パイロンの機転

 パイロンは、俺を調理台からどかせる。


 スプーン曲げでもするのだろうかという形相で、イカ焼きプレートを掴む。なにやらウニョウニョと呟いている。


「爽慈郎、ケチャップとタバスコ持ってきて。タコスのお店から分けてもらってきて」


 プレートに念じているパイロンが、俺に指示を出す。


 俺は、何をやりたがっているのか分かった。


 タコス店からケチャップとタバスコを譲ってもらう。それを小さいプラスチック容器にぶちまけた。味を調節して、また店に戻る。


「またせた。チリソースが完成した」


「こっちも終わるよ、えい!」

 パイロンがさらに強力な念力を、プレートに流し込む。


 ベコン! と音がして、プレートが折れ曲がった。


「プレートがハート型になったな」

「うん。それでもって、これで」


 ハート状になったプレートに、生地を流し込む。あとは普通にイカ焼きを作る工程だ。


 想像通りイカ焼きが、綺麗なハート型に焼かれている。


「あとはこれにチリソースを、と」

 パイロンは、イカ焼きに赤いソースをハケで塗りたくった。丁寧な手つきでタコス風味のイカ焼きを紙に包む。クレープのように巻かれても、ちゃんとハート型のままだ。
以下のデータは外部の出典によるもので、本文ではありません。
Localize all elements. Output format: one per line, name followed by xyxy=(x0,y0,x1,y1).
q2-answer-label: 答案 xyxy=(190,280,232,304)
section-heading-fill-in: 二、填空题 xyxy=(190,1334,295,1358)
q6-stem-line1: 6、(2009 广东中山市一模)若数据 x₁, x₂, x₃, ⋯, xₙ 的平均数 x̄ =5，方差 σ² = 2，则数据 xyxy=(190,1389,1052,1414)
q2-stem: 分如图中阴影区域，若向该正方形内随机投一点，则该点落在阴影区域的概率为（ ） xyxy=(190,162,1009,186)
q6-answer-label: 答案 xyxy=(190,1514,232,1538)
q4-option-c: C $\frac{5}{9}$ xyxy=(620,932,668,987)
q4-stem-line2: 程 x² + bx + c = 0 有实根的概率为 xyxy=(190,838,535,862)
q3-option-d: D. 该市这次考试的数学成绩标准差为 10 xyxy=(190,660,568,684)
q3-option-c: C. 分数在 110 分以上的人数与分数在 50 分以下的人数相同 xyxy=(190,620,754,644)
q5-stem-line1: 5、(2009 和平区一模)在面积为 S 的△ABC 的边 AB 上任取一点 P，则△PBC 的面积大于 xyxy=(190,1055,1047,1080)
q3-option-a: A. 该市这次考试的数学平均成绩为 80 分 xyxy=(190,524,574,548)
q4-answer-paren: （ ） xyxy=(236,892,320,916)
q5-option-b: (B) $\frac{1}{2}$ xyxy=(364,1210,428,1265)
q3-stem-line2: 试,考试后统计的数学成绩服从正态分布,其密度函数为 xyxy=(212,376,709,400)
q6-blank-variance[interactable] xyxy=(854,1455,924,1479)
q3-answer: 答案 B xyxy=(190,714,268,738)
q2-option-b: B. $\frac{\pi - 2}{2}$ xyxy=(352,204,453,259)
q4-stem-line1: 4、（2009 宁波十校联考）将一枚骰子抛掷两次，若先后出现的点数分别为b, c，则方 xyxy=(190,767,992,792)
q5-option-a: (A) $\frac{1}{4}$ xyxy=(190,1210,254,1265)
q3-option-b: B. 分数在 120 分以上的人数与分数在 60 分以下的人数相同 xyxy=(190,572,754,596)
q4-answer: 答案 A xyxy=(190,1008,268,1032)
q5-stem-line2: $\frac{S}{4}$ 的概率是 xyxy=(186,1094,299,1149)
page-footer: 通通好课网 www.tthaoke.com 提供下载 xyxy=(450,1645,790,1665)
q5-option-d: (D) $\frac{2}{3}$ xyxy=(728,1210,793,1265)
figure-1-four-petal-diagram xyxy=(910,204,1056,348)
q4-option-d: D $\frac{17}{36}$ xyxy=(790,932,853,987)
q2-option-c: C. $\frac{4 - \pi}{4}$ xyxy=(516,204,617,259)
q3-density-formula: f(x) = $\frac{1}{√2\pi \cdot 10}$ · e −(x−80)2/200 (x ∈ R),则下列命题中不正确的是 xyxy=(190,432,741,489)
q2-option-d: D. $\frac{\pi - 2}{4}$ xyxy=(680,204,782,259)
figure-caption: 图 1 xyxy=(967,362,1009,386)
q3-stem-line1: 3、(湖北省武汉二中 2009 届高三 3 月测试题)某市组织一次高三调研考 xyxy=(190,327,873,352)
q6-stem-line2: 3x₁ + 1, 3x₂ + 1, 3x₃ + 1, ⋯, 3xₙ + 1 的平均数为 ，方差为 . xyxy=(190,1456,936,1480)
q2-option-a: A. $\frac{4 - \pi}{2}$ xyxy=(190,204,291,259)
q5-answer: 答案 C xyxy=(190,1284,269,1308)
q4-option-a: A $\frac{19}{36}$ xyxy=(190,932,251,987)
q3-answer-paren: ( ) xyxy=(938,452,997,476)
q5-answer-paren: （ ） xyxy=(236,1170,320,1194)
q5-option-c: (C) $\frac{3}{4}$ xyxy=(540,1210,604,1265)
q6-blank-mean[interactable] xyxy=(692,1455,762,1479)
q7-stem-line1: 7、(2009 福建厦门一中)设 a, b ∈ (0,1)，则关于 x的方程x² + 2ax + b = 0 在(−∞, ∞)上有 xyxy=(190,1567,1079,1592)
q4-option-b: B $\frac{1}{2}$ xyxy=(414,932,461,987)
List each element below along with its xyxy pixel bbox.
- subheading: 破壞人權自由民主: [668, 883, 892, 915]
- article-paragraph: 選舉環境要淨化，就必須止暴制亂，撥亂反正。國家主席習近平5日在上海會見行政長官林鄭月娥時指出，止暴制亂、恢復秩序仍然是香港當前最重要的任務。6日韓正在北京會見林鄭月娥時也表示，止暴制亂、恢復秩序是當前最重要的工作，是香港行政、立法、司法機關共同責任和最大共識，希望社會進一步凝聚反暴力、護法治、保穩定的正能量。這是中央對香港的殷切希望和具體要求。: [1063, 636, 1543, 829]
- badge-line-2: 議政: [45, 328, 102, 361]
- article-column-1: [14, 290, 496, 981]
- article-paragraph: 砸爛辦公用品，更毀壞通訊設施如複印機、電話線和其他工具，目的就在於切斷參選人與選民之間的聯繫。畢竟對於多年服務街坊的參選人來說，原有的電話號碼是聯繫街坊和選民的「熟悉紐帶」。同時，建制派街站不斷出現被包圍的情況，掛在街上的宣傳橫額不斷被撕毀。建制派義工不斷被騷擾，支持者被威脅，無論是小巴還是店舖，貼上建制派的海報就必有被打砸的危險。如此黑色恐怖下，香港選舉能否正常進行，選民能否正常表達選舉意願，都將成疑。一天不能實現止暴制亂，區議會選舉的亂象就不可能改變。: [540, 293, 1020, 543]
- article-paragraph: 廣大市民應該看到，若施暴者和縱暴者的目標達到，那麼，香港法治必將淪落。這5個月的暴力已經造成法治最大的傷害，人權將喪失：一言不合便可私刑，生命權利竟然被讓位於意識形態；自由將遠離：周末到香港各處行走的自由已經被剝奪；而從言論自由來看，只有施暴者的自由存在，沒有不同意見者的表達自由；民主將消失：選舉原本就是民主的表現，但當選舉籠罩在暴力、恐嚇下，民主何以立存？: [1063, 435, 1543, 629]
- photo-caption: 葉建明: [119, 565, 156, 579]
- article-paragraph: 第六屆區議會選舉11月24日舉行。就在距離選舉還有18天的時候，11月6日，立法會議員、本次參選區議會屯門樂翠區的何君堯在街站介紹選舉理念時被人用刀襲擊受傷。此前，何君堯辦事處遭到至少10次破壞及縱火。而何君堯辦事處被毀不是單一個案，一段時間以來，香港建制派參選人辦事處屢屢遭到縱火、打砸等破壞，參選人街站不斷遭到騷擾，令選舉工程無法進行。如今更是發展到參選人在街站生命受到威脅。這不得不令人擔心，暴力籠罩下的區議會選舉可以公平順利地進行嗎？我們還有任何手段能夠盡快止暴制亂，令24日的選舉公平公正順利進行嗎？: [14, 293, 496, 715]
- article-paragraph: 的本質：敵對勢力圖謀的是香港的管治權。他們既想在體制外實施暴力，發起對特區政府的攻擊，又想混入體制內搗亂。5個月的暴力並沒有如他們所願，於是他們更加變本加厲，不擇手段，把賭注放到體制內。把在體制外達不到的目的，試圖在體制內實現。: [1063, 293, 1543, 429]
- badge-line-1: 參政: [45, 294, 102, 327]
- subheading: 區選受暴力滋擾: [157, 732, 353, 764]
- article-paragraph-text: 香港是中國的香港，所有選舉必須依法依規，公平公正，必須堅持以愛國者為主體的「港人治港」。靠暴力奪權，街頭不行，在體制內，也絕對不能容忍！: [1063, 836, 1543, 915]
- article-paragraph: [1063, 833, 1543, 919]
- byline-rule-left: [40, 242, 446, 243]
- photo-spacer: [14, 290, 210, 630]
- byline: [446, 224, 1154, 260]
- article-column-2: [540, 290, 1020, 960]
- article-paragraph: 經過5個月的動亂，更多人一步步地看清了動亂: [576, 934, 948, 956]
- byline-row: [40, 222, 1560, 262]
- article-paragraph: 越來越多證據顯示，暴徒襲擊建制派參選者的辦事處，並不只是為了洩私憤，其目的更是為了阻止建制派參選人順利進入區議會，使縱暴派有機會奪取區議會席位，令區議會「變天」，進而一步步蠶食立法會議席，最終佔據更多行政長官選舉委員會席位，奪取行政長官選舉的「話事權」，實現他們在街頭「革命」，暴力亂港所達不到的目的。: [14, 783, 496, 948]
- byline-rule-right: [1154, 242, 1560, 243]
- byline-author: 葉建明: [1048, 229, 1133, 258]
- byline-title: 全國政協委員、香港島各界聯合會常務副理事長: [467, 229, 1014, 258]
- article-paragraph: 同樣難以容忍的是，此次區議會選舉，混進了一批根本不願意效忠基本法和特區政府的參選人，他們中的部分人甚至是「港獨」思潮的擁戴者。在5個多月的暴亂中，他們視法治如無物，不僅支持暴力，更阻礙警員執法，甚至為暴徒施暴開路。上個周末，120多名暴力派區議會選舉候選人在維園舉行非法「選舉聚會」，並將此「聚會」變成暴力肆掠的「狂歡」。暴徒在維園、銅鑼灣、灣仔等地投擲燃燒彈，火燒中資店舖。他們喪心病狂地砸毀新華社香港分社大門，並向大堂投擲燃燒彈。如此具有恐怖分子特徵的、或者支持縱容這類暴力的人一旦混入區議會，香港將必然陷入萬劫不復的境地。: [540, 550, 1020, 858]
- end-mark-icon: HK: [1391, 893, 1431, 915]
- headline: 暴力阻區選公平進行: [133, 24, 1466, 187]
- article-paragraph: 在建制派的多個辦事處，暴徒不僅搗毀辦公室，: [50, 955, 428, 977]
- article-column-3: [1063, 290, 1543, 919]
 ハート形イカ焼きを持って、パイロンはビーチへダッシュした。


「すいませーん。ちょっとこれ食べて見て下さーい」


 イカ焼きを海辺で佇んでいるカップルに駆け寄り、イカ焼きを無料で提供する。


 不思議な顔をして、カップル達はパイロンが差し出してきたイカ焼きを手に取った。


「イカ焼きのタコス風味なんですけどー」


 一個のイカ焼きを、カップル二人がハムッと頬張る。


「うん、おいしい!」

 まず、カレシの方が食いついた。


「ありがとうございます!」


 別のカップルの元へ。そうやって、パイロンはあちこちで試食会を開催。


 気がつくと、カップル達が俺達の屋台に並び始めた。しかも、カップルなのに注文は一つ分。一枚のハート型イカ焼きに二人でかぶりつく。


「なるほど、ハート型にはそういった意味があったのか」


 一枚だと腹が膨れすぎるイカ焼きを二人で食べ合うことで、食の細い女性にも優しい。しかも、ハートの形が囓るのにちょうどいいのだ。


「実に合理的な形だな、お前にしては考えたじゃないか」


「わかってないなぁ……」


 俺は称賛したつもりなんだが、パイロンは不満そうだ。


「お嬢様、イカ焼きの生地が空になりました」

 列がキレイにいなくなったと同時に、あれだけ大量にあった生地が消滅した。完売の札を立て、営業は終了である。


「ありがとうございましたーっ!」

 最後に、パイロンが客に向けて元気に手を振った。


「すごいな、パイロン。在庫処分が完了だ」


「在庫じゃないよ」

 俺の言葉に、パイロンは首を振る。


「ああ。そうだな」と、俺も返す。


 お客の喜んでいる顔を見て、俺はパイロンの言葉が理解できた。